Thursday 10 July 2008

Subsudised art

Simon Heffer in The Daily Telegraph wrote about the arts being subsidised. He was against it, not surprisingly. Most people in the arts world are for it - not surprisingly! I am ambivalent about it. As Heffer says there is still the question that nags at you: why should the ordinary tax payer who is not in the least interested in, say, opera, have to cough up with hard earned money to suvbsidise people who are fairly well off who like going to Covent Garden operas?
What Heffer does not like, and here I can't help feeling he has a good point, is the government in the shape of Arts Councils having fingers on the purse strings.

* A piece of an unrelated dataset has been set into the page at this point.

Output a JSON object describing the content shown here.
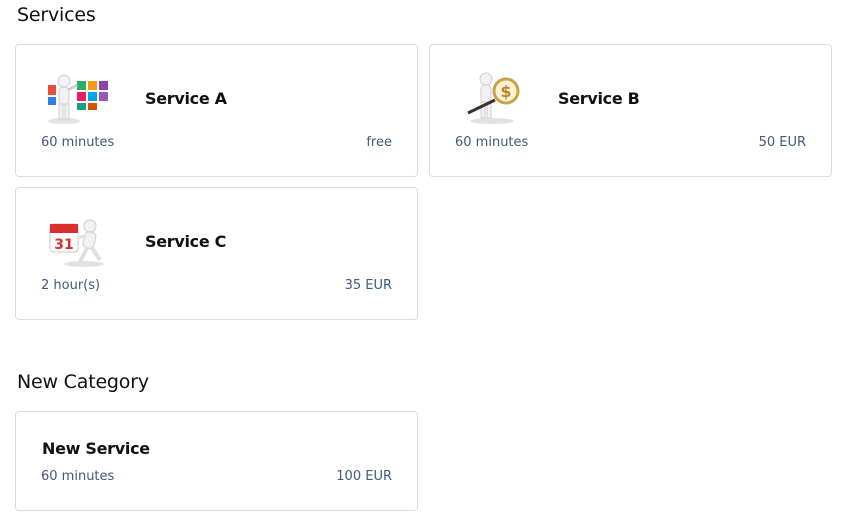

I am reminded of what Kingsley Amis had to say about the subject in a letter to The Times in 1981:
"The way an artist is paid profoundly affects his product. To susidise him, to give him other people's money on request and unconditionally, disrupts the all important relationship between him and his audience. A composer under no pressure to attract ordinary concertgoers, in other words non-specialists, is evidently under a kind of pressure to attract specialists, critics, experts, even trendies, perhaps to be self-indulgent. Subsidy maintains or erects barriers between the composer and those who could be his public, with the result that most new works played at concerts have to be sandwiched between familiar works, otherwise nearly everyone either arrives late or leaves early."
This was followed by a letter from Lady Borham:
"Voltaire, Rousseau and even Shakespeare would have had a hard time surviving without patronage."
That's what artists should have - patrons not handouts.